Future Tense

Face-Off Over Warrantless Cellphone Tracking at House Judiciary Committee Hearing

Should cops need a warrant to use your cellphone to track your movements?

Should cops need a warrant to use your cellphone to track your movements?

 

Photo by NICOLAS ASFOURI/AFP/Getty Images

Law enforcement agencies and privacy advocates are in a long-standing face-off that might finally be coming to a head. Tracking people using cellphone location data: Should it require a search warrant?

Yesterday, both sides were given the opportunity to argue their case as lawmakers consider bringing in new legislation to provide clarity on location privacy. For several years, confusion has surrounded the legal standard required for cops to track people by cellphone, with courts in different states issuing conflicting judgments. The Justice Department has continued to argue that Americans have “no protected privacy interest” over historic location data stored by carriers. But civil rights groups disagree—and in recent months, the issue has generated nationwide attention, following the revelation that major wireless carriers had received more than 1.3 million requests for subscriber data from law enforcement in 2011 alone. (The 1.3 million included requests for content of text messages, wiretaps, and geolocation information—sometimes as part of so-called “cell tower dumps” that involve carriers handing over data on all cell users that have connected to a tower during a specific period of time.)

In a House judiciary committee hearing Thursday, Peter Modafferi from the International Association of Chiefs of Police made the law enforcement case. Modafferi argued that warrantless cell tracking is necessary because it enables cops to develop leads, establish suspects, and confirm facts after a crime has been committed—in other words, it helps provide the “fundamental building blocks” in the early stages of an investigation, he said in a written statement. Changing the law so that cops would be forced to show probable cause and obtain a search warrant before obtaining historic cellphone location data, according to Modafferi, would hinder their ability to identify perpetrators of a crime and “make it significantly more difficult to solve crimes and seek justice for victims.”

However, Catherine Crump of the ACLU disagreed. The civil liberties advocate argued that a warrant requirement would impose “no unreasonable burden on the law enforcement agents” because they already have to obtain these “regularly and routinely for searches of homes, vehicles and email accounts.” Crump pointed out that the Justice Department recommends that its agents seek a warrant when tracking people in real time, but not when seeking historic location data for retrospective surveillance.

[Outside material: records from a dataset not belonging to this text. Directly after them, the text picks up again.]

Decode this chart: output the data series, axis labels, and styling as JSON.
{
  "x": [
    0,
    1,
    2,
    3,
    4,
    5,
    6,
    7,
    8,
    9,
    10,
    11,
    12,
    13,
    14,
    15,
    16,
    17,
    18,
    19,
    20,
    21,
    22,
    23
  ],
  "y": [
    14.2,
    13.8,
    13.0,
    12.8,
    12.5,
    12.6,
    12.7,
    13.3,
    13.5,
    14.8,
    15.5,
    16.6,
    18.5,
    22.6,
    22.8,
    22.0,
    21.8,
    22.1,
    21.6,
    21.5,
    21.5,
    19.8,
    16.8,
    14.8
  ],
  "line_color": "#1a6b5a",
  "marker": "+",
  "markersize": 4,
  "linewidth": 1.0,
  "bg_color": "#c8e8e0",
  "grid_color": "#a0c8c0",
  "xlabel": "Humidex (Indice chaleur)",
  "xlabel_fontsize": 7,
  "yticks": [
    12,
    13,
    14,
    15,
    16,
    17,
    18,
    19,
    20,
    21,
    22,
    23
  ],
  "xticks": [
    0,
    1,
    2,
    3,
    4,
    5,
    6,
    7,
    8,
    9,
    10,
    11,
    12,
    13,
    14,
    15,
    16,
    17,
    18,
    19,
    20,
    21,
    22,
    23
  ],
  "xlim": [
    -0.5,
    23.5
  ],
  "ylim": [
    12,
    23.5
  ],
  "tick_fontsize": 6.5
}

The ACLU supports a piece of proposed legislation—the Geolocation Privacy and Surveillance Act—that would change this, applying the warrant standard to all forms of location data in most cases because, Crump said, “people have just as strong a privacy interest in where they have been in the past as they do in where they will go in the future.”

Former Justice Department senior counsel Mark Eckenwiler also contributed to the hearing, telling lawmakers that there were several areas in current law on location surveillance that were “not entirely satisfactory.” Eckenwiler warned that techniques used to conduct location monitoring had the potential to cause “significant, unjustified privacy invasions” of innocent citizens and recommended that the House committee consider bringing in safeguards to limit or even prohibit some of the more invasive location monitoring tactics. The former government official said in some cases law enforcement agencies were conducting warrantless location surveillance of any phone that had contact with a suspect, based on the “questionable assumption that even a single contact with the target phone constitutes evidence of criminal activity.” This was a “troubling practice,” he said.

While the House considers introducing new legislation on location tracking, some states have decided to take action into their own hands. As I reported here last month, Texas lawmakers have proposed a new amendment to the state criminal code that would in all but exceptional cases require the authorities to get a search warrant to obtain cellphone location information.  Separately, parallel efforts to reform laws around email privacy are also marching ahead. This week the Senate Judiciary Committee voted unanimously to advance a bill that would update an aging surveillance law, removing a controversial loophole that allows authorities to gain access to Americans’ emails without a warrant if they are more than 180 days old.